Writing · Capital / Finance / Investing
Personal Injury Lawyers Can’t Call You, Visit You, or Knock on Your Door. That’s Exactly Why They Own Every Billboard on the Highway.
I counted 21+ lawyer billboards on a single stretch of I-85 through Atlanta yesterday.
Morgan & Morgan. Alexander Shunnarah. Massey. Monge & Associates. At one point I could see four different firms in a single frame.
I had to understand why.
The personal injury industry generates $62 billion a year in the US. Morgan & Morgan, the largest firm, did over $2 billion in revenue in 2023 on a marketing budget of $350 million. As of 2018, they were reportedly signing 500 new cases a day. Given the revenue growth since then, the real number is probably higher.
That sounds like a lot until you run the numbers backward.
A billboard on I-85 costs $5,000 to $10,000 a month. The average PI case yields roughly $17,000 to $21,000 in attorney fees. Client acquisition cost across the industry runs $2,500 to $3,200 per signed case. Spend $3,000 to make $17,000. The exact return varies by firm, market, and case mix.
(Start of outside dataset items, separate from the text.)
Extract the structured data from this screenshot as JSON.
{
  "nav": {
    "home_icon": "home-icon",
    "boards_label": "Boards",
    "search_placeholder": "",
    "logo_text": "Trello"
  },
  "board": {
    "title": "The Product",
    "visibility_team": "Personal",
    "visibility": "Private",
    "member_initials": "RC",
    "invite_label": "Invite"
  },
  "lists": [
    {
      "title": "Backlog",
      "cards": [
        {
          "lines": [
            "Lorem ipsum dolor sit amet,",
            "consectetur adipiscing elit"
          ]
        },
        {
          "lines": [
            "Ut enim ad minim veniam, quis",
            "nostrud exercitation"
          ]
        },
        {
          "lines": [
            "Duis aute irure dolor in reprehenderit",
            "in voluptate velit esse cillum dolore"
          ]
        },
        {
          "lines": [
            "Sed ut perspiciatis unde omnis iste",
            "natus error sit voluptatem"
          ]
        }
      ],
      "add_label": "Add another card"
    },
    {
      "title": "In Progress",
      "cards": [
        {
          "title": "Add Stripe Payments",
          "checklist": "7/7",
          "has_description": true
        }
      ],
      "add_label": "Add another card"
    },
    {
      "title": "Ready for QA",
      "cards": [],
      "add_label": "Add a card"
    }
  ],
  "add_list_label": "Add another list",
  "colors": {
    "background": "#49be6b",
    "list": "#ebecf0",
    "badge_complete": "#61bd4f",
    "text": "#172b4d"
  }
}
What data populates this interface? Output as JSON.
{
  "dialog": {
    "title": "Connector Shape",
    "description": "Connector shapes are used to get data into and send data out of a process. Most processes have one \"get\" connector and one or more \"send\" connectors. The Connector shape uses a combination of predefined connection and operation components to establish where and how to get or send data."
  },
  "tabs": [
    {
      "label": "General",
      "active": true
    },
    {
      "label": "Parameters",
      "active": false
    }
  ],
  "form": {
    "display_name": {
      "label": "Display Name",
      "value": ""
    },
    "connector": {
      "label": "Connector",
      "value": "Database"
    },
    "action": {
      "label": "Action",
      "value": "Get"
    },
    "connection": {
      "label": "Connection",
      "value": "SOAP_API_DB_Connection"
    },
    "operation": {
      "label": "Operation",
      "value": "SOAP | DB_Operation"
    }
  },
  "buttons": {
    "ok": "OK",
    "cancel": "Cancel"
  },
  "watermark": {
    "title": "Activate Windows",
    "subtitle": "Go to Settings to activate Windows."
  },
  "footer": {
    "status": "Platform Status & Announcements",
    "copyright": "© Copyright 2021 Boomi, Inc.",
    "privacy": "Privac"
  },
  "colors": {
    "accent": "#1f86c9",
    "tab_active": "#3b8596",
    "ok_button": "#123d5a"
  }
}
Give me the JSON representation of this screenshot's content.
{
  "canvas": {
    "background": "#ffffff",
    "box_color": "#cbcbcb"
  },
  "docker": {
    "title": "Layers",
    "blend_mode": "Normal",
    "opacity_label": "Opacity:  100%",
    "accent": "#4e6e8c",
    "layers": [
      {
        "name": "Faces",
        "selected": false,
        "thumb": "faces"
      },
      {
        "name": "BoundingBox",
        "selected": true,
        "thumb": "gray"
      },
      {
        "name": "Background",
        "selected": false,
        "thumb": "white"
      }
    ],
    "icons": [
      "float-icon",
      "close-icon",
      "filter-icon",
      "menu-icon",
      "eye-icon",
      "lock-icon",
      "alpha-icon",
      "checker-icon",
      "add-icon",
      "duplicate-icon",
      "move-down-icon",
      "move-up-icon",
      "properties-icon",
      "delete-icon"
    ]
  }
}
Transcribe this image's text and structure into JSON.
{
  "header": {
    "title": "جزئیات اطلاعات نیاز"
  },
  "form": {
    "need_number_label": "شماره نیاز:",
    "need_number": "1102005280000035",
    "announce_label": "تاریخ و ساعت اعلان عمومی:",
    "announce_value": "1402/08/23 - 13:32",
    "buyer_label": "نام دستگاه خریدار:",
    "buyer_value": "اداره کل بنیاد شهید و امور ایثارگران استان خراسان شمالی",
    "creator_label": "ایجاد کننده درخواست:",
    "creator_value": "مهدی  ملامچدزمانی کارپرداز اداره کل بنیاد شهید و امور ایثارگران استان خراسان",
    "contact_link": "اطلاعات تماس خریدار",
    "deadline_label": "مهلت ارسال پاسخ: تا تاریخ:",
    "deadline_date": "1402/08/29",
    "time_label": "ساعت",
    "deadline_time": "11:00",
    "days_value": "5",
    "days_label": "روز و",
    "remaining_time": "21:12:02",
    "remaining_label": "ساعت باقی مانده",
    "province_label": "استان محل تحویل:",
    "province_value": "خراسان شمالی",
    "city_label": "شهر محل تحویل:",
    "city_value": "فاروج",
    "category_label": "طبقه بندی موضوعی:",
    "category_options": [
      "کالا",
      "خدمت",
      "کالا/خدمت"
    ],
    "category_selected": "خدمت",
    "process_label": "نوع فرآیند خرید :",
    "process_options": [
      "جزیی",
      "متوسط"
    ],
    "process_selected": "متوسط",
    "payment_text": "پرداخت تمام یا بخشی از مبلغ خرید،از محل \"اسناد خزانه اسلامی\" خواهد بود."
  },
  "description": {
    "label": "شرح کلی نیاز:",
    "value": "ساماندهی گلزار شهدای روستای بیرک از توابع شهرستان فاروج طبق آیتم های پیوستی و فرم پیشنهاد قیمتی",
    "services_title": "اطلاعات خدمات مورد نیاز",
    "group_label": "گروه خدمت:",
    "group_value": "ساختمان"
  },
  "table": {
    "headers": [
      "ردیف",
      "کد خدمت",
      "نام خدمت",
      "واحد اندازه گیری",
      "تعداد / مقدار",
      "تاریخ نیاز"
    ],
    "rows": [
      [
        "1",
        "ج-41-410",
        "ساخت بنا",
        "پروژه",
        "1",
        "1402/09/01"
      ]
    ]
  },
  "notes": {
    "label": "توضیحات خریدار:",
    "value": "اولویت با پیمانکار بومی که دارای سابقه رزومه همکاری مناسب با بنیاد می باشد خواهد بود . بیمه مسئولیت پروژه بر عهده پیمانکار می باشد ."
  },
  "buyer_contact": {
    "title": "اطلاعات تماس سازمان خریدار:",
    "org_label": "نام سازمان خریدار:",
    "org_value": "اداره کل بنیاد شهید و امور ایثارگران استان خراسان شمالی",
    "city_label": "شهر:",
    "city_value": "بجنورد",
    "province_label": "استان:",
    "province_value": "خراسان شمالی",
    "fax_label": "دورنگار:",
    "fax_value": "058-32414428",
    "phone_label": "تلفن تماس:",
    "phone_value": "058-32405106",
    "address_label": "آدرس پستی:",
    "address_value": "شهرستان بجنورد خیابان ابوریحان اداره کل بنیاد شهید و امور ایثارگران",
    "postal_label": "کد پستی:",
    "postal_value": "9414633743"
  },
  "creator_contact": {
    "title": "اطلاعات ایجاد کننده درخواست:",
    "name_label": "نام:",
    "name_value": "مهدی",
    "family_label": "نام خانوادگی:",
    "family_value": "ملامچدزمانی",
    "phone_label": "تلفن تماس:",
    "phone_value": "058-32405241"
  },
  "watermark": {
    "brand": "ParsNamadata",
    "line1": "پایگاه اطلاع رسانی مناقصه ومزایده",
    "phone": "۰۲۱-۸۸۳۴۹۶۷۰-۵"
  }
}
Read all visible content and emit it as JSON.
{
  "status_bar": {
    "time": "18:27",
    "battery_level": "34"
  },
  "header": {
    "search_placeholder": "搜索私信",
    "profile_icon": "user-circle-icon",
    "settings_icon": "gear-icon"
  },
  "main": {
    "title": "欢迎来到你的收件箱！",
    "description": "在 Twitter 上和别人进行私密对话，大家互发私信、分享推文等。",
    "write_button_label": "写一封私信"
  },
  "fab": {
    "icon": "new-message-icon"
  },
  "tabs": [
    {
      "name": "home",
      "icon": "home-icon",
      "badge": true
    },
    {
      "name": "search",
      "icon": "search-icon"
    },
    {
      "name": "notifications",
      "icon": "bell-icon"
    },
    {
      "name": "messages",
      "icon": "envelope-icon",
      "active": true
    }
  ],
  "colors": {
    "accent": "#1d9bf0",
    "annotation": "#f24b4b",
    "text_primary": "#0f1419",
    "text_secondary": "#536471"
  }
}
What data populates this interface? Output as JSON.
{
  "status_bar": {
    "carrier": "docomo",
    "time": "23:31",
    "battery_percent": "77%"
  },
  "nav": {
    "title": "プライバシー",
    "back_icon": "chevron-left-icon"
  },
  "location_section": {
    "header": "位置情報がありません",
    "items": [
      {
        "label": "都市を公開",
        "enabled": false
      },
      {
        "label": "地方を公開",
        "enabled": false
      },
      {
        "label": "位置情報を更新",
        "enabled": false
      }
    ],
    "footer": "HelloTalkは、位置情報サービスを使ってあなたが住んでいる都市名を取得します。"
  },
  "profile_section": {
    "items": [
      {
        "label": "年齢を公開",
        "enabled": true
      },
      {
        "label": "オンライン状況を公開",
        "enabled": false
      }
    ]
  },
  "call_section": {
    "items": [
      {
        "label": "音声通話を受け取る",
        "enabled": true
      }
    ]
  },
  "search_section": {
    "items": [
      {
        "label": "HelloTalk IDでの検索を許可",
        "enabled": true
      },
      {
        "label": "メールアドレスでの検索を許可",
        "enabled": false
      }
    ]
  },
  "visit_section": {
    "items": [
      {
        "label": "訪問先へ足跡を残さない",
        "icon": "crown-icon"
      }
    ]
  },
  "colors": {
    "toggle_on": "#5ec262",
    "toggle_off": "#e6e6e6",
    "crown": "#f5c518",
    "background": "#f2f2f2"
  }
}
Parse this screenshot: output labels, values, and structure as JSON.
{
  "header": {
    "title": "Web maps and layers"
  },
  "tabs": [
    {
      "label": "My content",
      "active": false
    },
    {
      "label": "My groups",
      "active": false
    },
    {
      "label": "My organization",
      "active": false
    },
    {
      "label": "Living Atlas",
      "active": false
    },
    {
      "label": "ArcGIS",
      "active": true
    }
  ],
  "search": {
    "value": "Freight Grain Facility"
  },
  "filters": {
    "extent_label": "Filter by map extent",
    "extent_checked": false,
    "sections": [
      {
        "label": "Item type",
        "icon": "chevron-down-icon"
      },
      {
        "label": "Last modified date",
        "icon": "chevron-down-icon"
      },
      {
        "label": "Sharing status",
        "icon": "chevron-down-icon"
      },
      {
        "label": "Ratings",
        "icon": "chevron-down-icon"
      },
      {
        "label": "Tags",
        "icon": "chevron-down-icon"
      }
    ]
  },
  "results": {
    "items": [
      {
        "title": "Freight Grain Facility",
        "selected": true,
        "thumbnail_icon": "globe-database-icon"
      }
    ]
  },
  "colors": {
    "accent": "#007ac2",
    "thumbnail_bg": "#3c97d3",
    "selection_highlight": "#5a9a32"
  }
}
But the directional math explains why they keep spending.
That’s not just an advertising expense. That’s capital deployment with a measurable return.
Many business owners look at marketing as a line item to minimize. These firms underwrite ad spend the same way I’d underwrite an apartment deal: cost in, return out, how fast does the capital cycle.
The structure underneath explains the concentration. Lawyers cannot solicit clients directly. Can’t show up at hospitals. Can’t call accident victims. Can’t knock on doors. Every other service industry can chase the customer. PI attorneys have to wait for the customer to come to them.
That customer has never hired a PI lawyer. Has no way to evaluate quality. Is injured, stressed, and scrolling from a hospital bed.
In that moment, the only thing they have is a name they’ve seen 400 times on their commute. Repetition builds trust you never consciously granted.
That’s why four firms fight over the same quarter-mile of highway. They’re not competing for today’s customer. They’re pre-loading a memory for an accident that hasn’t happened yet.
The firms that spend the most get the most cases. More cases fund more ads. More ads build more recall. The cycle compounds. Whether that volume model serves the injured client better than a boutique firm with zero ad spend is a separate question worth asking. But the acquisition economics are what they are.